Mental health is described as a state of well-being in which a mentally healthy person recognizes his or her own capability, able to cope with the everyday stresses of life, can work effectively and efficiently, and to become a productive member of the society.[1] [2] A mental illness is a condition that affects a person's thinking, feeling, or mood. The illness may influence negatively on person's overall functions of life. Every individual may have distinct characteristics, even people with the same diagnosis.[2]

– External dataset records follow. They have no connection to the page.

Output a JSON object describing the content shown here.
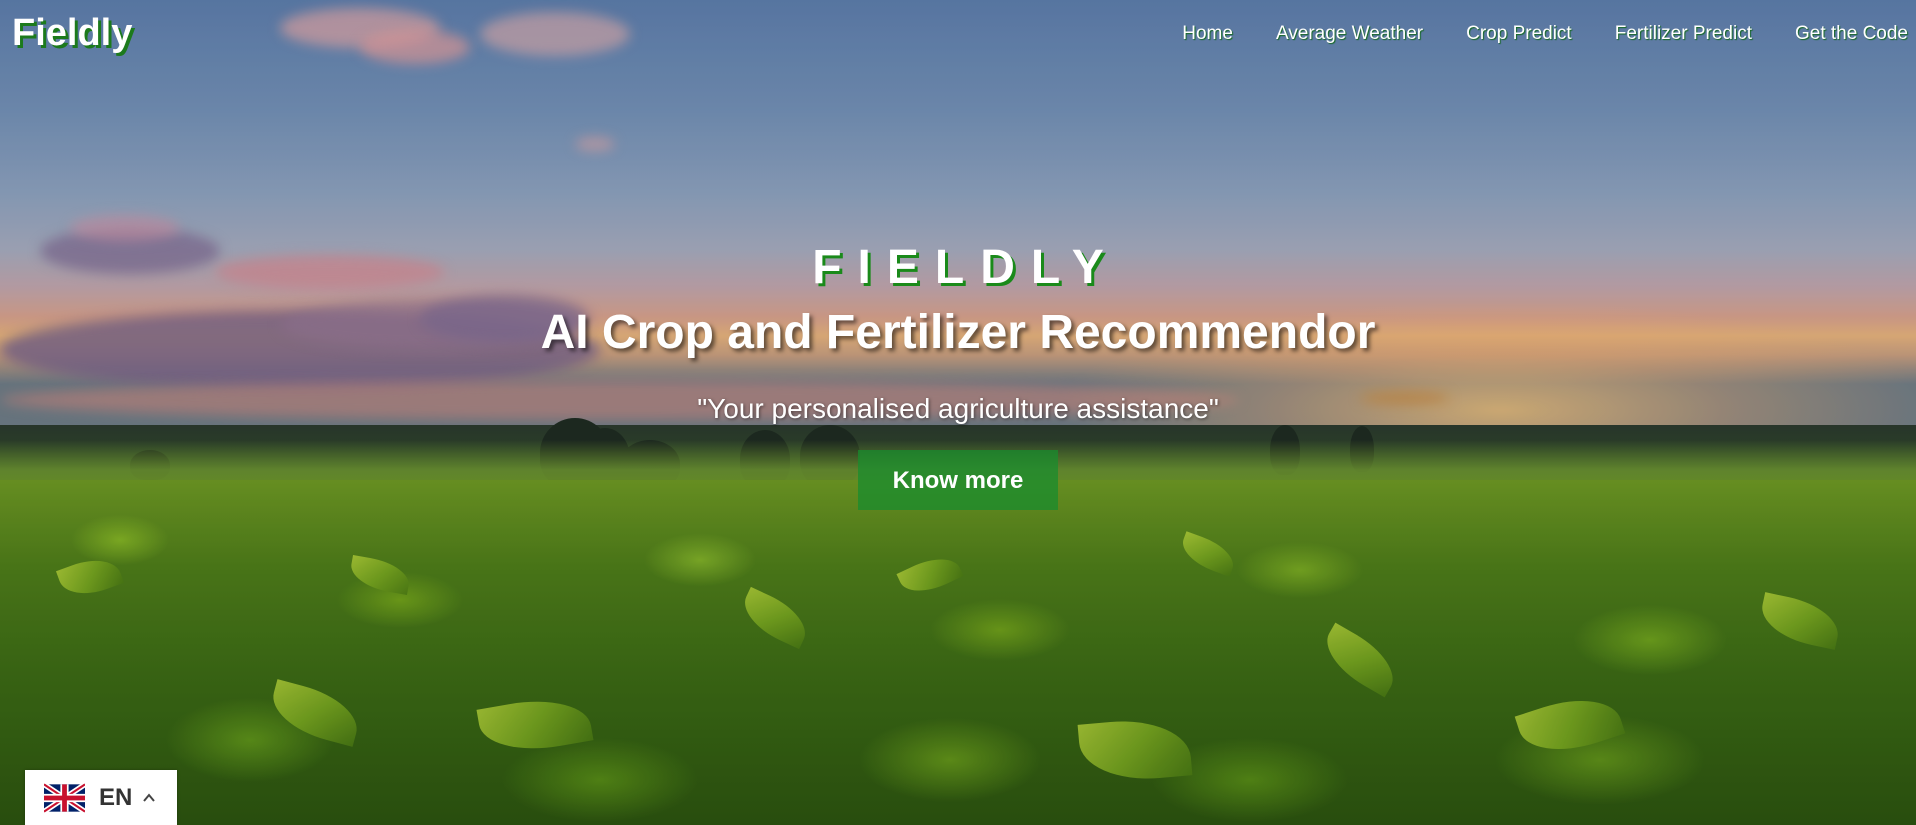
{
  "navbar": {
    "brand": "Fieldly",
    "links": [
      {
        "label": "Home"
      },
      {
        "label": "Average Weather"
      },
      {
        "label": "Crop Predict"
      },
      {
        "label": "Fertilizer Predict"
      },
      {
        "label": "Get the Code"
      }
    ]
  },
  "hero": {
    "kicker": "FIELDLY",
    "title": "AI Crop and Fertilizer Recommendor",
    "subtitle": "\"Your personalised agriculture assistance\"",
    "button_label": "Know more"
  },
  "language": {
    "code": "EN",
    "flag_icon": "uk-flag-icon",
    "caret_icon": "chevron-up-icon"
  },
  "colors": {
    "accent_green": "#1a8a1a",
    "button_green": "#188c2d",
    "text_white": "#ffffff"
  }
}
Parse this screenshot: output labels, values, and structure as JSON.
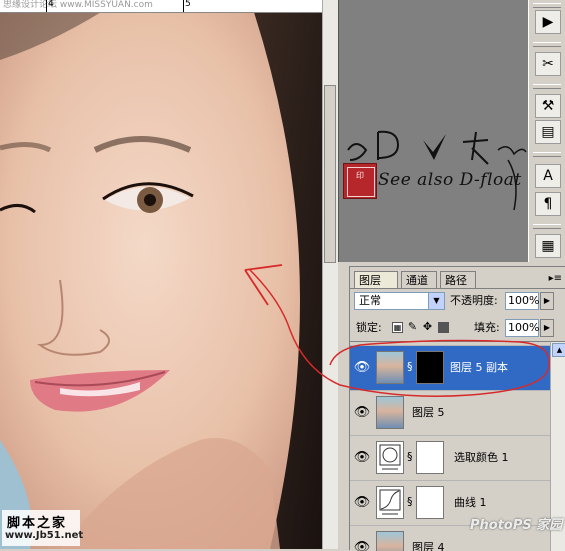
{
  "ruler": {
    "labels": [
      "4",
      "5"
    ],
    "watermark": "思缘设计论坛 www.MISSYUAN.com"
  },
  "canvas_watermark": {
    "line1": "脚本之家",
    "line2": "www.Jb51.net"
  },
  "corner_watermark": "PhotoPS 家园",
  "signature": {
    "text": "See also D-float",
    "seal_text": "印"
  },
  "tool_strip": {
    "icons": [
      "navigator-icon",
      "brush-icon",
      "tool-presets-icon",
      "layer-comps-icon",
      "character-icon",
      "paragraph-icon",
      "document-icon"
    ]
  },
  "layers_panel": {
    "tabs": [
      {
        "label": "图层",
        "active": true,
        "close": "×"
      },
      {
        "label": "通道",
        "active": false
      },
      {
        "label": "路径",
        "active": false
      }
    ],
    "menu_glyph": "▸≡",
    "blend_mode": "正常",
    "opacity_label": "不透明度:",
    "opacity_value": "100%",
    "lock_label": "锁定:",
    "fill_label": "填充:",
    "fill_value": "100%",
    "layers": [
      {
        "name": "图层 5 副本",
        "selected": true,
        "thumb": "photo",
        "has_mask": true
      },
      {
        "name": "图层 5",
        "selected": false,
        "thumb": "photo",
        "has_mask": false
      },
      {
        "name": "选取颜色 1",
        "selected": false,
        "thumb": "adjustment",
        "has_mask": true
      },
      {
        "name": "曲线 1",
        "selected": false,
        "thumb": "adjustment",
        "has_mask": true
      },
      {
        "name": "图层 4",
        "selected": false,
        "thumb": "photo",
        "has_mask": false
      }
    ]
  },
  "colors": {
    "selected_row": "#316ac5",
    "annotation": "#d62a2a",
    "panel_bg": "#d4d0c8",
    "workspace": "#808080"
  }
}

The World Health Organization reported in 2001 that about 450 million people globally suffer from some form of mental illness as well as one in five Indians may suffer from depression in their lifetime, equivalent to 200 million people.[3] [4] In India, neuropsychiatric disorders are estimated to contribute to 11.6% of the global burden of disease.[5] In addition to a person's directly facing a mental illness, family, friends, and communities are also affected.[6]

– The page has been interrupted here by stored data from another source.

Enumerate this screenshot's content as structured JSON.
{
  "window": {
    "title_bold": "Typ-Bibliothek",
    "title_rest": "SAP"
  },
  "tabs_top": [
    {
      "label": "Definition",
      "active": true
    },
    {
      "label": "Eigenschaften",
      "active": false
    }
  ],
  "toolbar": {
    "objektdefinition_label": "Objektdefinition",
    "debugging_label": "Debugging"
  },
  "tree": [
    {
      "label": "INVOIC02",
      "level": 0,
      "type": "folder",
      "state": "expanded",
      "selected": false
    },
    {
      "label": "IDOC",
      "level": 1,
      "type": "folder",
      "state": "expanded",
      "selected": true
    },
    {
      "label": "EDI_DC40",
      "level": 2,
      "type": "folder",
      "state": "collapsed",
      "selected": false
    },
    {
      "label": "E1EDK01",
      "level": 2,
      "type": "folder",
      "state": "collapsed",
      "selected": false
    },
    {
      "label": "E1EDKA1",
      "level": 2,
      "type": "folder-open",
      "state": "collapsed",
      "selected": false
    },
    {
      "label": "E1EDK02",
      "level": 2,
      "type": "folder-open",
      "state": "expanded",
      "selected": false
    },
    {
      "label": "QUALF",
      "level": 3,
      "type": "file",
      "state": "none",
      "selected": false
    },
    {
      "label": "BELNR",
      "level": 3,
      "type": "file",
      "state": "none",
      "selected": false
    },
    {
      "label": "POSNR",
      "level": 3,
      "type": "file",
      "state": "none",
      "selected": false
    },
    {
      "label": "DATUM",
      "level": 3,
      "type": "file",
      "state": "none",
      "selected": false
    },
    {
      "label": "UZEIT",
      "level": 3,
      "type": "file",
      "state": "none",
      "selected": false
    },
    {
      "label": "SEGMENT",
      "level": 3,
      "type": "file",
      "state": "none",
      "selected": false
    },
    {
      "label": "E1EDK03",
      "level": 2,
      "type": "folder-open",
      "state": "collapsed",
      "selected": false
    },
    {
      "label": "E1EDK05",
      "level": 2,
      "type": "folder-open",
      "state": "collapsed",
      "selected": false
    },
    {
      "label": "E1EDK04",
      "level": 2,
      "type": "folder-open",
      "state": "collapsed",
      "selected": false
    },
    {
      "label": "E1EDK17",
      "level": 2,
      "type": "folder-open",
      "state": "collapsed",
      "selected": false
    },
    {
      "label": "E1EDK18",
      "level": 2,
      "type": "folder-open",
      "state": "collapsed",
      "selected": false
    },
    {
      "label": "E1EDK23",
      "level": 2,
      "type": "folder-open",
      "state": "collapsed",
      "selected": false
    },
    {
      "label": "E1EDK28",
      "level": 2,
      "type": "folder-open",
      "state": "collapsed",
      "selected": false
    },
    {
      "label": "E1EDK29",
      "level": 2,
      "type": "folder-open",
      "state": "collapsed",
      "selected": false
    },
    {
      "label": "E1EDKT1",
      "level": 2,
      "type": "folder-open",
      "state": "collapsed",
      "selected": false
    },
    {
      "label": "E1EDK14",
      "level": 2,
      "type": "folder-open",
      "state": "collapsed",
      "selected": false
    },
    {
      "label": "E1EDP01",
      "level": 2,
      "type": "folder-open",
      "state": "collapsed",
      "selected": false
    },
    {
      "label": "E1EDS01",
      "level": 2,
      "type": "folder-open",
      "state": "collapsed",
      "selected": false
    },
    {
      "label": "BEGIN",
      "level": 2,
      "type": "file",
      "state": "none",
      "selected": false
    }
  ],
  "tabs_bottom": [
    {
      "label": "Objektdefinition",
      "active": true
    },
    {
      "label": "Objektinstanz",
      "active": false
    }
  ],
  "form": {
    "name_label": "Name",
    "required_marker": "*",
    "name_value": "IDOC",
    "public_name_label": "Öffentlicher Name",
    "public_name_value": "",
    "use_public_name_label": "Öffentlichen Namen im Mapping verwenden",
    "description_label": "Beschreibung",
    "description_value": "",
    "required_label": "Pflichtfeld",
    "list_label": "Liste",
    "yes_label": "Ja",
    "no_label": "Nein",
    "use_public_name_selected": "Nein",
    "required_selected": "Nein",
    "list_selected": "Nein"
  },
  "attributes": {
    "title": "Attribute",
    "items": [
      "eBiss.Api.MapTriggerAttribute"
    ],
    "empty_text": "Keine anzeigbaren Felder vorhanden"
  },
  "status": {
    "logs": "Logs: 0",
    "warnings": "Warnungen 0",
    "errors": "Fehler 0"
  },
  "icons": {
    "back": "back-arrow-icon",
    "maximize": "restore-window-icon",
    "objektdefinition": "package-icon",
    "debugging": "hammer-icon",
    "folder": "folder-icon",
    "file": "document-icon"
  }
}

Stigma associated with mental illness refers to societal denunciation or when society shows dishonor people who live with a mental illness or seek help for having emotional distress, such as anxiety, depression, bipolar disorder, or post-trauma. Families of people with mental illness often feel stigmatized by the perception that a mental illness is genetic or hereditary. This stems from the lack of knowledge about disorders, both among caregivers and society. Stigma can cause great psychological distress in caregivers and people with mental illness.[4] [6] The insist of stigma for mental illness can occur at family, friends, fellow workers, and society on an extensive level. This can impede a person with mental illness from seeking help, fitting into society, and leading satisfying life.[7]

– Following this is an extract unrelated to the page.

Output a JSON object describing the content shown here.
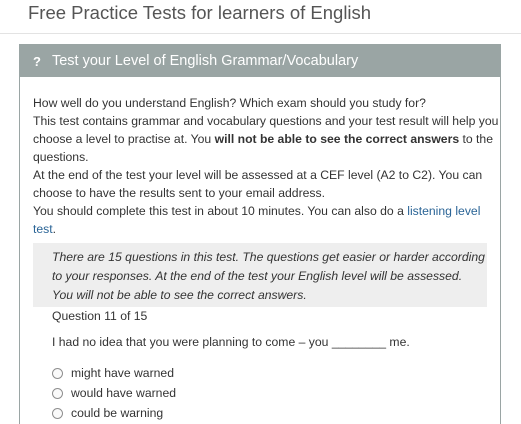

Numerous studies have been conducted to examine the caregiver's stigmatized attitude toward their mentally ill patients. A cross-sectional study was carried out at the Netherlands among 131 older adults on the role of stigma in the quality of life with mental illness and showed that 57% of the respondents had experienced stigmatization.[8] This literature supports a study was conducted to assess the stigma toward mental illness in Udupi district, Karnataka, among 445 respondents and the prevalence of stigma toward mentally ill patients was 74.61%.[9] The authors concluded that it is extremely vital for carrying out interventions that aimed at reducing the stigmatized attitude on mental illness.

People with mental health problems are stigmatized in most of the societies, the magnitude being more intense in Asia.[8] The stigma according to unfavorable consequences for both the patient and caregivers leads to self-stigmatization and poor self-satisfaction. Person with mental disorder is being ill-treated and secluded, while caregiver averts social interaction and encounters social exclusion.[9] People with mental illness are robbed of the prospects that describe a quality life: good jobs, safe housing, satisfactory health care, and alliance with a varied group of people.[10] [11] Attitude toward mental illness shapes the way people with mental illness are treated in a society. Negative attitude hinders social integration of these people, whereas positive attitude supports the patient in early detection, appropriate treatment, and rehabilitation.[11]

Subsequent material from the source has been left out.